Los precios del petróleo se disparan hacia los 100 dólares
El crudo Brent, la referencia internacional, ha subido más de un 15 por ciento en pocos días, superando los 80 dólares por barril, frente a los casi 70 dólares anteriores al inicio del conflicto. El West Texas Intermediate (WTI) subió un 6,76% hasta los 71,55 dólares por barril. Los analistas de Oxford Economics advierten que los precios podrían alcanzar los 100 dólares por barril o más si la interrupción se prolonga durante semanas.
Para los conductores estadounidenses, el impacto ya es visible en las gasolineras. El precio de la gasolina registró su mayor aumento en un solo día desde 2005, y los pronosticadores advierten que el promedio nacional, que se espera que sea de 2,90 dólares por galón este año, podría dispararse a 3,50 dólares por galón para el verano. La Reserva Federal, de la que se esperaba ampliamente que recortara los tipos de interés a finales de marzo, ahora se considera mucho menos probable que actúe: las expectativas del mercado de un recorte se han desplomado del 80 por ciento a casi cero.
Asia se lleva la peor parte
La región más expuesta a un cierre de Ormuz es Asia. China, India, Japón y Corea del Sur representan en conjunto casi el 70 por ciento de todos los envíos de petróleo a través del estrecho. Las exportaciones de GNL de Qatar, fundamentales tanto para los compradores europeos como asiáticos, también se han visto gravemente interrumpidas, lo que ha provocado que los principales importadores busquen desesperadamente proveedores alternativos.
El pánico fue más visible en Corea del Sur.

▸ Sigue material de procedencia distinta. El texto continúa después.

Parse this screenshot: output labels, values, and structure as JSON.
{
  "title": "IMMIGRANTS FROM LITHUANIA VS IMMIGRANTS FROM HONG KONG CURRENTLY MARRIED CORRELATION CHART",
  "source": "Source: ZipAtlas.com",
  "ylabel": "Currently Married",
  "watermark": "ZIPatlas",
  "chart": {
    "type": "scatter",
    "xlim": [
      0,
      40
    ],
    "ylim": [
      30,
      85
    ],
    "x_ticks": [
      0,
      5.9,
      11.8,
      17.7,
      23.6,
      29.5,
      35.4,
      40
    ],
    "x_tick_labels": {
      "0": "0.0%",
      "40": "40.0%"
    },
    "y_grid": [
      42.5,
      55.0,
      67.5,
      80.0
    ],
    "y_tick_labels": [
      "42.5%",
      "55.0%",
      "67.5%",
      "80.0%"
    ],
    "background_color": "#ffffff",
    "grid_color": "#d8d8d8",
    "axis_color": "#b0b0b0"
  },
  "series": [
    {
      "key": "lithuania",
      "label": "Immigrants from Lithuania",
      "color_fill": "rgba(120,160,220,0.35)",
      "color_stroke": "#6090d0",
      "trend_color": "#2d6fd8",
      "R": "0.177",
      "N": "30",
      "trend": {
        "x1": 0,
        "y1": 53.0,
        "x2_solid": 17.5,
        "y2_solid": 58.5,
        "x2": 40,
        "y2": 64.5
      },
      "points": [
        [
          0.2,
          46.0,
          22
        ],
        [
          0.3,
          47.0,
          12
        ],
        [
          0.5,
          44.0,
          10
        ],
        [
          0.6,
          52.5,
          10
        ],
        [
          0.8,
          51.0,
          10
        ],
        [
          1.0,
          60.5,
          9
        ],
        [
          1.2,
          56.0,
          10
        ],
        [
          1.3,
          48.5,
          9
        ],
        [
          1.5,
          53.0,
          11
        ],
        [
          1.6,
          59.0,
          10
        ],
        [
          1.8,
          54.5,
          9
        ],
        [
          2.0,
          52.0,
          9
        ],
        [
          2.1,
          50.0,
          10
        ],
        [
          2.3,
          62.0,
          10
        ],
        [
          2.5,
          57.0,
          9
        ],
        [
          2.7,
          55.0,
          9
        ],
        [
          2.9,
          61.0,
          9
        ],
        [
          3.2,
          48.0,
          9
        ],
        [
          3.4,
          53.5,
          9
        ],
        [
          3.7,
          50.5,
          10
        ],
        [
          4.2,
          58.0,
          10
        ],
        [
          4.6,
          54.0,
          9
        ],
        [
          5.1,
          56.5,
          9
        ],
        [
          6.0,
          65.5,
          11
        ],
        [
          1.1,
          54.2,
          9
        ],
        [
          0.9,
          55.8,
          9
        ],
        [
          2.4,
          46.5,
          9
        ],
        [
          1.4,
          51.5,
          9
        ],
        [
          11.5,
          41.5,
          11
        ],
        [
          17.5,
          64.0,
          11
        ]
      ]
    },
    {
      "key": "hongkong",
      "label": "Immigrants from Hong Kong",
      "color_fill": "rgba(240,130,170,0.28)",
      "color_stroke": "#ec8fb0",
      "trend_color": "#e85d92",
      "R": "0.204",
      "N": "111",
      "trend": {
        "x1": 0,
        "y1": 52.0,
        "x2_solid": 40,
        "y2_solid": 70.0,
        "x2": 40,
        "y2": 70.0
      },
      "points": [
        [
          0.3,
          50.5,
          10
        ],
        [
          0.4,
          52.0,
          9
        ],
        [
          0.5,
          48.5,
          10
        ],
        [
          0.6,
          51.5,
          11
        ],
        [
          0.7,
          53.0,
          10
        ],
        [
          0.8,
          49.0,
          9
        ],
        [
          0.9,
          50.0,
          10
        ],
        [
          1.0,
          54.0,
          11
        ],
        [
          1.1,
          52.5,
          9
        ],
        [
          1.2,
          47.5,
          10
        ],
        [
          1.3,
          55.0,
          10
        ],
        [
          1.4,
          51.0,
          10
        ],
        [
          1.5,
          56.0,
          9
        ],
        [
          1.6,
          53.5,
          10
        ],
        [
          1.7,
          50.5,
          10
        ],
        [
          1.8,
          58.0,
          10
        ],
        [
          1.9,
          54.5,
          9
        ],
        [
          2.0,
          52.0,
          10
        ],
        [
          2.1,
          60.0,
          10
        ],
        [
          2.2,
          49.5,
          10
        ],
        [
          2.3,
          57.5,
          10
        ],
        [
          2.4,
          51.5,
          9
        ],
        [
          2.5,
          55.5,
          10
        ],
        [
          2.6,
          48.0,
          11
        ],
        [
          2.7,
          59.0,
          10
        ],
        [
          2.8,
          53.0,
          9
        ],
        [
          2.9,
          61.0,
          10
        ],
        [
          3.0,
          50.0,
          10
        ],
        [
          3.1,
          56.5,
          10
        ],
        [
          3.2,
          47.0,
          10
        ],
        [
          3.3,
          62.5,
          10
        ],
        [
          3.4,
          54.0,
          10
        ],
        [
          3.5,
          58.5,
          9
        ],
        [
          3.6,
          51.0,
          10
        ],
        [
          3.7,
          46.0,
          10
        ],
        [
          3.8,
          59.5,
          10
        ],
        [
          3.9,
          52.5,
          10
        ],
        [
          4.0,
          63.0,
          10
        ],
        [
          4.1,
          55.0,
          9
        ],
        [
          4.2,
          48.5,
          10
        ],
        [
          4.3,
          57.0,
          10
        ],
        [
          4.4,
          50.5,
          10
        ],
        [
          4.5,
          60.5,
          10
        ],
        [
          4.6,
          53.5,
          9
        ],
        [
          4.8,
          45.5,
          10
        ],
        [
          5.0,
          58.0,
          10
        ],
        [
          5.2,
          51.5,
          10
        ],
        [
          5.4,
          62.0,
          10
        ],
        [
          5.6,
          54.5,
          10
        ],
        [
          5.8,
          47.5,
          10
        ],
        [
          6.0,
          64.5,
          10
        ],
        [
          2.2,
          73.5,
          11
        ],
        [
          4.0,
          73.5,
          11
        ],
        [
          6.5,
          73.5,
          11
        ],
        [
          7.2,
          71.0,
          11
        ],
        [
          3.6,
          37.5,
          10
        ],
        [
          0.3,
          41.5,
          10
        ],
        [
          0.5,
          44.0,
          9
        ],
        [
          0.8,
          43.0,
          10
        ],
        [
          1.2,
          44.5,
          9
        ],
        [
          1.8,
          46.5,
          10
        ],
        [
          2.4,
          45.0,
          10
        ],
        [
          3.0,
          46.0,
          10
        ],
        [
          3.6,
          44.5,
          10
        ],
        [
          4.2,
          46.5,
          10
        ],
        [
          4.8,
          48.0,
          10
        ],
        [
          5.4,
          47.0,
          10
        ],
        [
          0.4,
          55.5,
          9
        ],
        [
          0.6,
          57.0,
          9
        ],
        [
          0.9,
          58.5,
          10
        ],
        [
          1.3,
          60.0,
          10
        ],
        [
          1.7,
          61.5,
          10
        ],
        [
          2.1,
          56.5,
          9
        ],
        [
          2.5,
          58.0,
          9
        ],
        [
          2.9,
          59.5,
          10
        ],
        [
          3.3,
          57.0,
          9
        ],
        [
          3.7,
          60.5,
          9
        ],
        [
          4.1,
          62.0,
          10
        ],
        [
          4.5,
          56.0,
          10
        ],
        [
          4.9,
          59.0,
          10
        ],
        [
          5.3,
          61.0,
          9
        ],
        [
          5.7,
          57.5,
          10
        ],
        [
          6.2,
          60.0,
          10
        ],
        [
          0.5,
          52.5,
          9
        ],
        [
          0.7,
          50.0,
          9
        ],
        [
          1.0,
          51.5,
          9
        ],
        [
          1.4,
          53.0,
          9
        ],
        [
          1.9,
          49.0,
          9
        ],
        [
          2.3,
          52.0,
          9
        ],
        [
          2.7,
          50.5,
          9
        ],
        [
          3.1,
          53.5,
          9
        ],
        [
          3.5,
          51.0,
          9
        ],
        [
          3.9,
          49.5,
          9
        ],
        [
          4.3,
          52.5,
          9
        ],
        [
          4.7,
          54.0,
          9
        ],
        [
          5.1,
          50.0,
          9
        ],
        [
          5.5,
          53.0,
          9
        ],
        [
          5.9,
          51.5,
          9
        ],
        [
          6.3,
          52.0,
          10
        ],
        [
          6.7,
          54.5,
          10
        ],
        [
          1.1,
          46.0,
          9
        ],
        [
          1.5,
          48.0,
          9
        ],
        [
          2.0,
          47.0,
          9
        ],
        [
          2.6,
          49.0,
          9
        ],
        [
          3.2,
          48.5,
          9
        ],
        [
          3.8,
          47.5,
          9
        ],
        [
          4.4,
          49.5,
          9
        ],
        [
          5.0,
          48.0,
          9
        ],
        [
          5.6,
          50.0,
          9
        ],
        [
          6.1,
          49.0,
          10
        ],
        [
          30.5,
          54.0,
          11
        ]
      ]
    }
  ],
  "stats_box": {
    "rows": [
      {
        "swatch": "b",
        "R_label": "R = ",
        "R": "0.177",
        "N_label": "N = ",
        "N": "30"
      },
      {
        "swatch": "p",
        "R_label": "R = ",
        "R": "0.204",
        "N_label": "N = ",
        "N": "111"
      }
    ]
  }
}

El índice Kospi del país se desplomó aproximadamente un 12 por ciento el miércoles, lo que provocó la activación de cortacircuitos de emergencia tanto en el Kospi como en el Kosdaq, de gran peso tecnológico, en lo que Bloomberg describió como el peor desplome de dos días desde la crisis financiera mundial de 2008. Las pérdidas asiáticas más amplias fueron graves: el Nikkei 225 de Japón cayó un 3,9%, el Hang Seng de Hong Kong perdió un 2,8% y el Taiex de Taiwán se dejó un 3,4%. El índice MSCI Asia Pacific se desplomó más de un 4 por ciento en general.
Los mercados europeos no se libraron. El DAX de Alemania cayó un 2,5%, el CAC de Francia perdió un 2,2% y el Stoxx 600 paneuropeo cerró con una caída del 1,7%, según ING Think.
Sin salida a la vista
El principal responsable de seguridad nacional de Irán prometió que Teherán "no negociará con Estados Unidos", lo que indica que no es inminente una resolución diplomática. El conflicto ha entrado en su cuarto día sin que se vislumbre un alto el fuego, y el presidente Trump ha señalado que la campaña podría convertirse en una operación prolongada.
Los economistas advierten que un cierre prolongado de Ormuz podría volver a situar la inflación por encima de los objetivos de los bancos centrales en varios países, deshaciendo años de estabilización de precios tras la pandemia. Para la economía mundial, el mensaje de los mercados es inequívoco: se trata del mayor shock energético desde la invasión rusa de Ucrania en 2022, y puede que esto sea solo el principio.